LONDON - Karolinska Development AB has wiped SEK368 million (US$43.35 million) from its portfolio after deciding to take a more conservative approach to valuing its stable of biotech spin-offs.

The write-down is the next step by recently installed CEO Jim Van heusen, in putting the quoted technology commercialization company on a more realistic footing, with a business strategy that acknowledges the long timelines and huge capital inputs required for clinical development.

Van heusen said that following the appointment of new auditors and a review, it has been decided to value companies on the basis of the most recent round of investment, rather than using discounted cash flow, as at present. That is “a more prudent and representative approach,” Van heusen said during a conference call held to discuss the change.

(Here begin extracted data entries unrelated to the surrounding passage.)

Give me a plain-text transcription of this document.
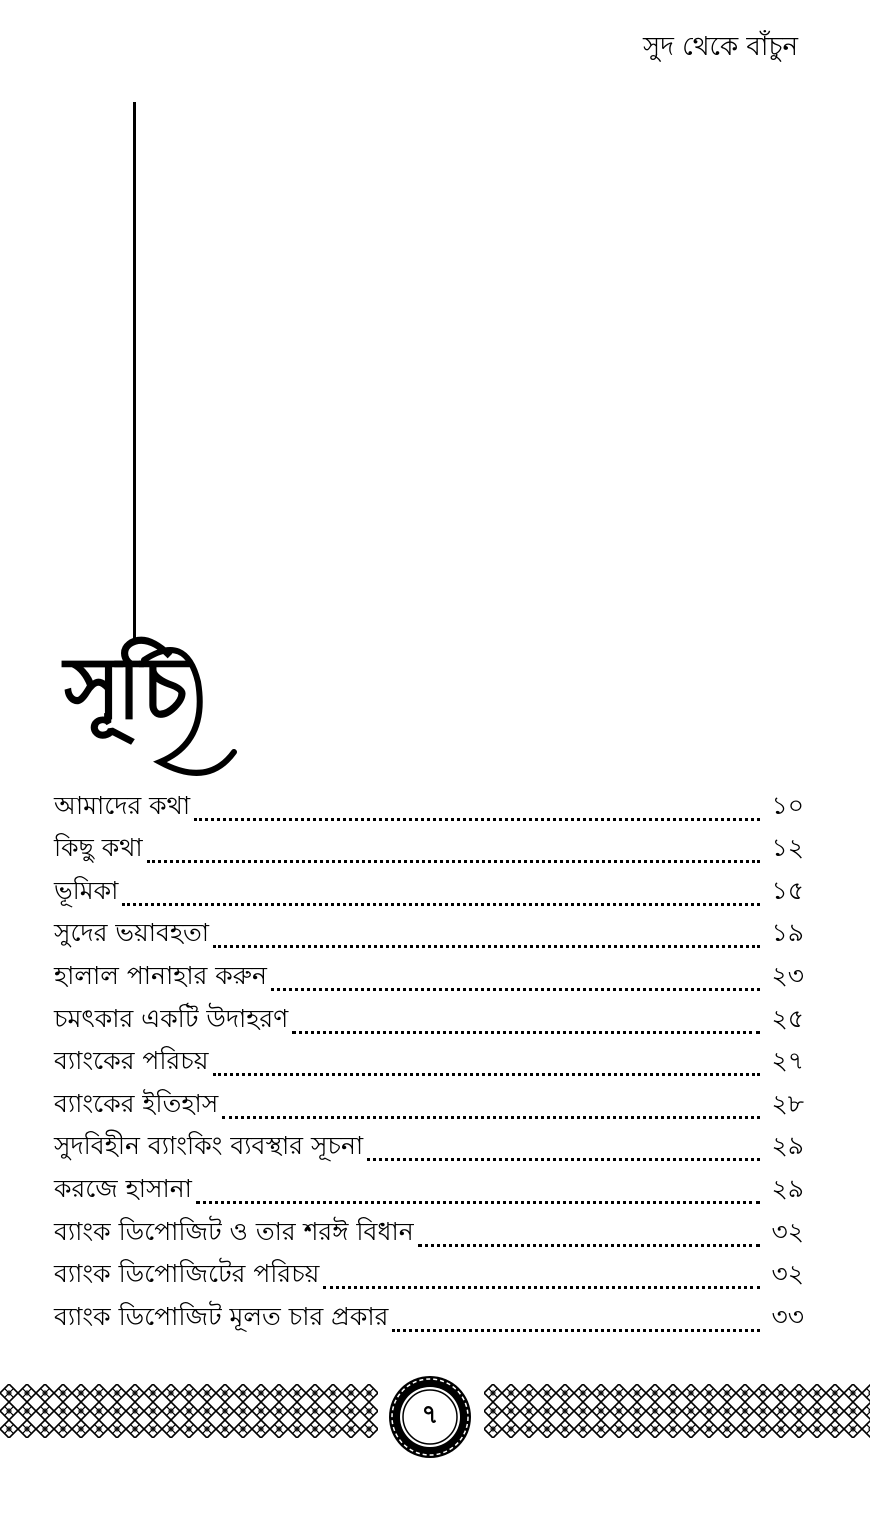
সুদ থেকে বাঁচুন
সূচি
আমাদের কথা	১০
কিছু কথা	১২
ভূমিকা	১৫
সুদের ভয়াবহতা	১৯
হালাল পানাহার করুন	২৩
চমৎকার একটি উদাহরণ	২৫
ব্যাংকের পরিচয়	২৭
ব্যাংকের ইতিহাস	২৮
সুদবিহীন ব্যাংকিং ব্যবস্থার সূচনা	২৯
করজে হাসানা	২৯
ব্যাংক ডিপোজিট ও তার শরঈ বিধান	৩২
ব্যাংক ডিপোজিটের পরিচয়	৩২
ব্যাংক ডিপোজিট মূলত চার প্রকার	৩৩
৭
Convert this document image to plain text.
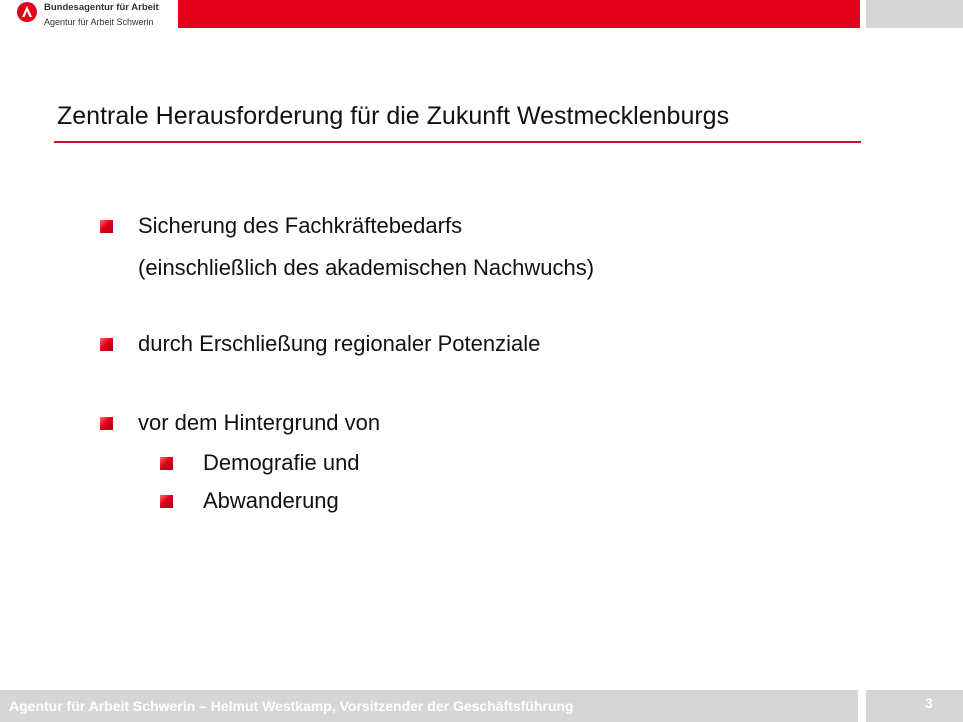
Bundesagentur für Arbeit
Agentur für Arbeit Schwerin
Zentrale Herausforderung für die Zukunft Westmecklenburgs
Sicherung des Fachkräftebedarfs
(einschließlich des akademischen Nachwuchs)
durch Erschließung regionaler Potenziale
vor dem Hintergrund von
Demografie und
Abwanderung
Agentur für Arbeit Schwerin – Helmut Westkamp, Vorsitzender der Geschäftsführung	3
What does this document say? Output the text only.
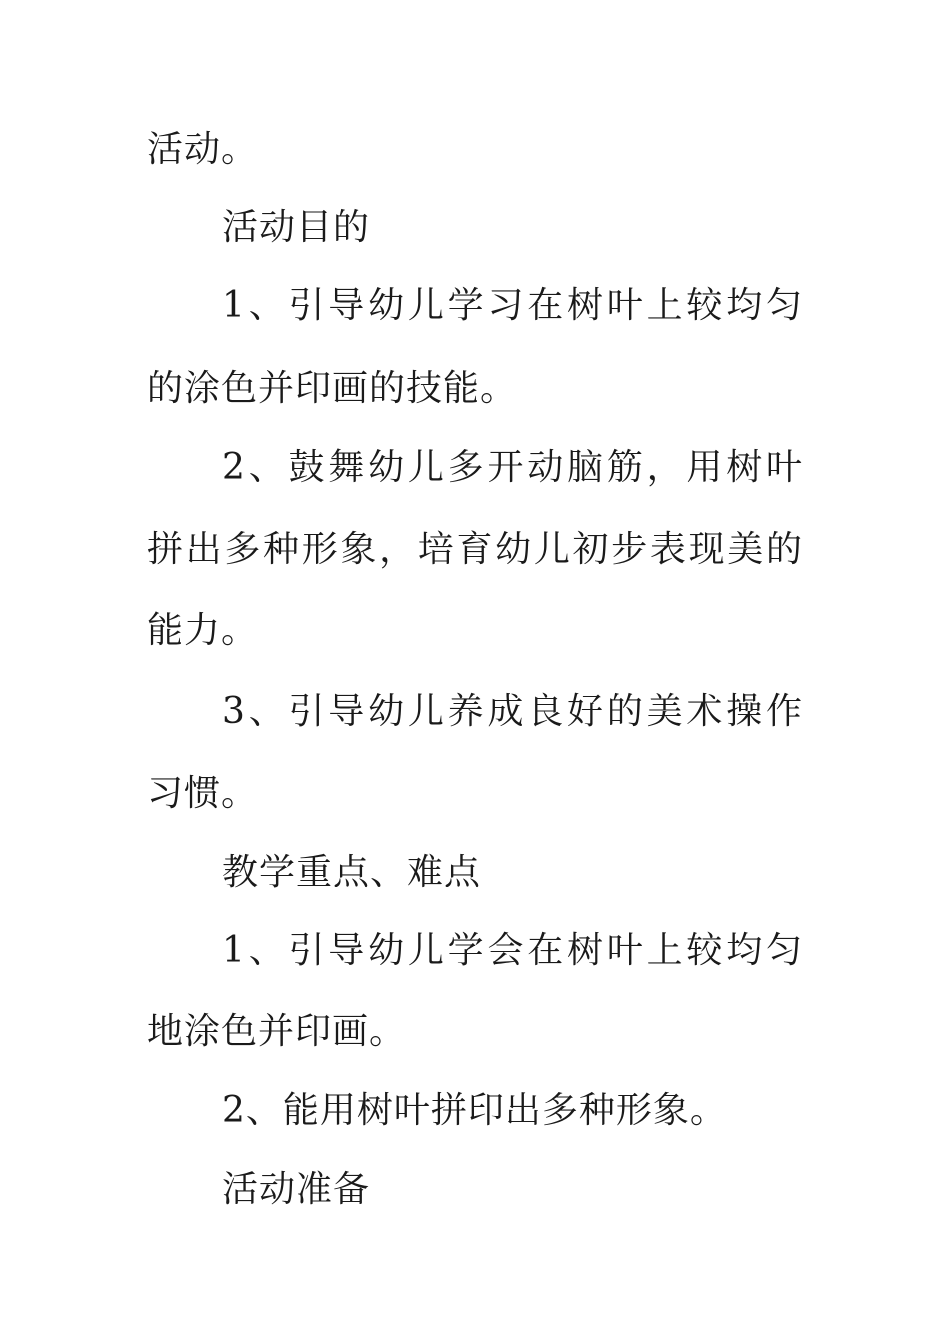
活动。
活动目的
1、引导幼儿学习在树叶上较均匀
的涂色并印画的技能。
2、鼓舞幼儿多开动脑筋，用树叶
拼出多种形象，培育幼儿初步表现美的
能力。
3、引导幼儿养成良好的美术操作
习惯。
教学重点、难点
1、引导幼儿学会在树叶上较均匀
地涂色并印画。
2、能用树叶拼印出多种形象。
活动准备
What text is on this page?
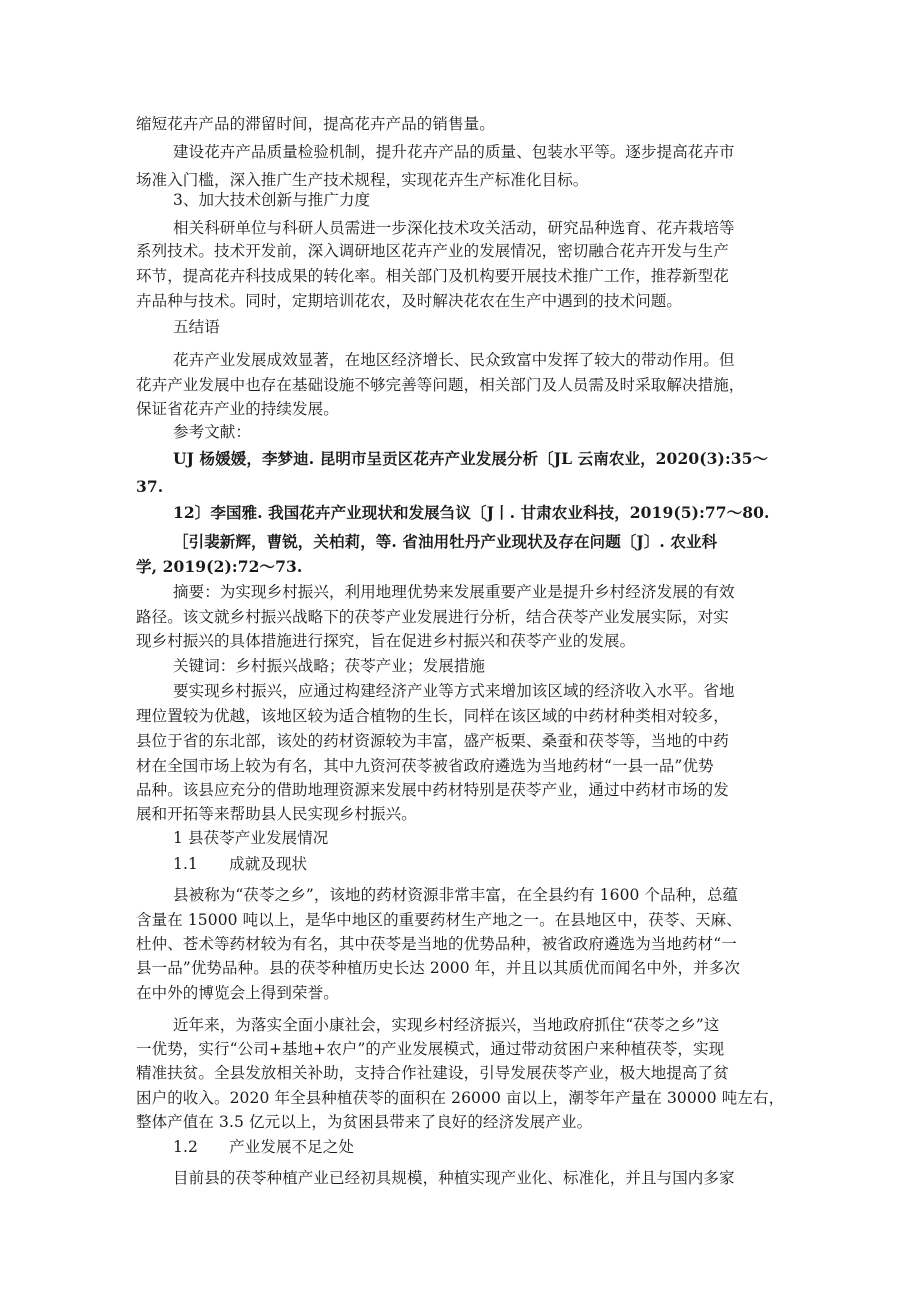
缩短花卉产品的滞留时间，提高花卉产品的销售量。
建设花卉产品质量检验机制，提升花卉产品的质量、包装水平等。逐步提高花卉市
场准入门槛，深入推广生产技术规程，实现花卉生产标准化目标。
3、加大技术创新与推广力度
相关科研单位与科研人员需进一步深化技术攻关活动，研究品种选育、花卉栽培等
系列技术。技术开发前，深入调研地区花卉产业的发展情况，密切融合花卉开发与生产
环节，提高花卉科技成果的转化率。相关部门及机构要开展技术推广工作，推荐新型花
卉品种与技术。同时，定期培训花农，及时解决花农在生产中遇到的技术问题。
五结语
花卉产业发展成效显著，在地区经济增长、民众致富中发挥了较大的带动作用。但
花卉产业发展中也存在基础设施不够完善等问题，相关部门及人员需及时采取解决措施，
保证省花卉产业的持续发展。
参考文献：
UJ 杨媛媛，李梦迪. 昆明市呈贡区花卉产业发展分析〔JL 云南农业，2020(3):35〜
37.
12〕李国雅. 我国花卉产业现状和发展刍议〔J丨. 甘肃农业科技，2019(5):77〜80.
［引裴新辉，曹锐，关柏莉，等. 省油用牡丹产业现状及存在问题〔J〕. 农业科
学, 2019(2):72〜73.
摘要：为实现乡村振兴，利用地理优势来发展重要产业是提升乡村经济发展的有效
路径。该文就乡村振兴战略下的茯苓产业发展进行分析，结合茯苓产业发展实际，对实
现乡村振兴的具体措施进行探究，旨在促进乡村振兴和茯苓产业的发展。
关键词：乡村振兴战略；茯苓产业；发展措施
要实现乡村振兴，应通过构建经济产业等方式来增加该区域的经济收入水平。省地
理位置较为优越，该地区较为适合植物的生长，同样在该区域的中药材种类相对较多，
县位于省的东北部，该处的药材资源较为丰富，盛产板栗、桑蚕和茯苓等，当地的中药
材在全国市场上较为有名，其中九资河茯苓被省政府遴选为当地药材“一县一品”优势
品种。该县应充分的借助地理资源来发展中药材特别是茯苓产业，通过中药材市场的发
展和开拓等来帮助县人民实现乡村振兴。
1 县茯苓产业发展情况
1.1　　成就及现状
县被称为“茯苓之乡”，该地的药材资源非常丰富，在全县约有 1600 个品种，总蕴
含量在 15000 吨以上，是华中地区的重要药材生产地之一。在县地区中，茯苓、天麻、
杜仲、苍术等药材较为有名，其中茯苓是当地的优势品种，被省政府遴选为当地药材“一
县一品”优势品种。县的茯苓种植历史长达 2000 年，并且以其质优而闻名中外，并多次
在中外的博览会上得到荣誉。
近年来，为落实全面小康社会，实现乡村经济振兴，当地政府抓住“茯苓之乡”这
一优势，实行“公司+基地+农户”的产业发展模式，通过带动贫困户来种植茯苓，实现
精准扶贫。全县发放相关补助，支持合作社建设，引导发展茯苓产业，极大地提高了贫
困户的收入。2020 年全县种植茯苓的面积在 26000 亩以上，潮苓年产量在 30000 吨左右，
整体产值在 3.5 亿元以上，为贫困县带来了良好的经济发展产业。
1.2　　产业发展不足之处
目前县的茯苓种植产业已经初具规模，种植实现产业化、标准化，并且与国内多家
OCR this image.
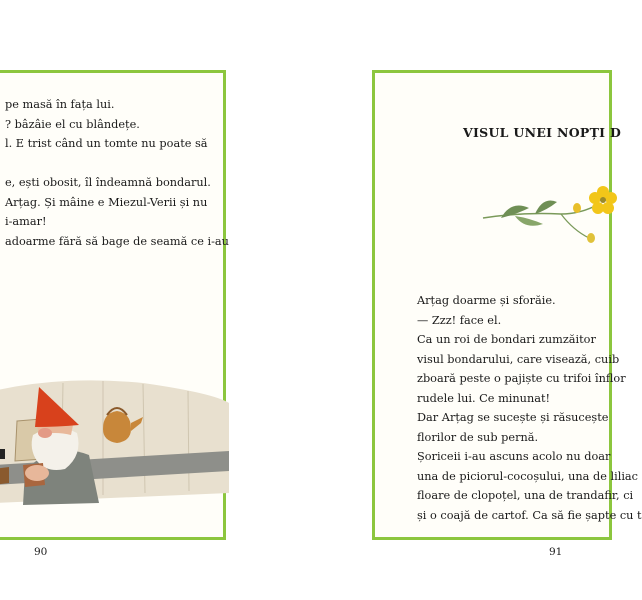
pe masă în fața lui.

? bâzâie el cu blândețe.

l. E trist când un tomte nu poate să

e, ești obosit, îl îndeamnă bondarul.

Arțag. Și mâine e Miezul-Verii și nu

i-amar!

adoarme fără să bage de seamă ce i-au

VISUL UNEI NOPȚI D

Arțag doarme și sforăie.

— Zzz! face el.

Ca un roi de bondari zumzăitor

visul bondarului, care visează, cuib

zboară peste o pajiște cu trifoi înflor

rudele lui. Ce minunat!

Dar Arțag se sucește și răsucește

florilor de sub pernă.

Șoriceii i-au ascuns acolo nu doar

una de piciorul-cocoșului, una de liliac

floare de clopoțel, una de trandafir, ci

și o coajă de cartof. Ca să fie șapte cu t

90	91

Discounted cash flow uses a large number of assumptions that are not appropriate for valuing the seed, start-up and early stage companies that make up the majority of the portfolio, Van heusen explained. In the future, discounted cash flow will only be used for companies that have products in the later stages of clinical development.

At the same time, Karolinska Development said it is divesting its entire shareholding in Pharmanest AB, which to date it has trumpeted as the leading prospect in the portfolio. The company, whose lead product for local pain relief in gynecology is in phase II development, has reached the point where its cash requirements are too much for Karolinska Development to sustain.

Pharmanest has been acquired by a consortium of investors, who simultaneously are putting in SEK38 million for further clinical development.

Other terms were not disclosed. Van heusen said the funding provided by the consortium will take Pharmanest to the next value inflection point of submitting the lead program for regulatory approval in Europe.

“Following the deal, Karolinska Development will provide no further financing to the company but retains an economic interest in Pharmanest through an earnout agreement, which has the potential to capture significant future value,” said Van heusen.

After the re-valuation and the divestment of Pharmanest, the fair value of the portfolio of SEK1.399 billion reported at the end of the first quarter has fallen to SEK679 million. However, Van heusen noted, “the portfolio still has the same potential.” The majority of assets are based on intellectual property arising from research at the Karolinska Institute in Stockholm, one of Europe’s leading medical schools.

Van heusen joined Karolinska Development in March, picking up the reins from interim CEO Trje Kalland, who stepped in when the previous incumbent Bruno Lucidi left at the turn of the year, after only three months in the job. Earlier in 2014, Karolinska Development had said goodbye to another CEO and to its chief financial officer.

The revolving doors were accompanied by a slump in the shares over the course of the year, with the price falling to SEK13.25 at the end of December, from SEK35 at the start of 2014.

Karolinska Development joined the Nasdaq market in Stockholm in April 2011 (STO:KDEV). The shares hit an all-time low of SEK9.65 on Thursday, following the announcement of the devaluation of the portfolio.

When Van heusen joined in March, Karolinska Development had an unsustainable 33 small start-ups in its portfolio. He immediately started weeding, discontinuing investment in Pergamum AB, Umecrine Mood AB and Neodynamics AB, fully writing off those companies, at a total value of SEK225.2 million.

That supported a new business strategy, in which rather than being sole provider for a large number of companies, Karolinska Development is operating more like a traditional venture capital firm investing with syndicates. It has had some initial success in making that transition, with one company, Forendo Pharma, closing a financing round for the clinical development of a product for treating endometriosis.

Van heusen said he is still discussing further possible divestments, but declined to give any details. “For all portfolio companies, we always continue to explore all potential options,” he said.

In February, Karolinska Development closed a fundraising of SEK450 million from Thailand’s Charoen Pokphand Group, and now has cash of SEK383 million. Van heusen said that is sufficient to unlock the value in the remaining portfolio.

Following the divestment of Pharmanest, the leading prospects are Aprea AB, which reported preliminary results from a phase I/II trial in ovarian cancer in April, and Dilaforette AB, which is due to start a phase II trial in managing exacerbations of sickle cell disease.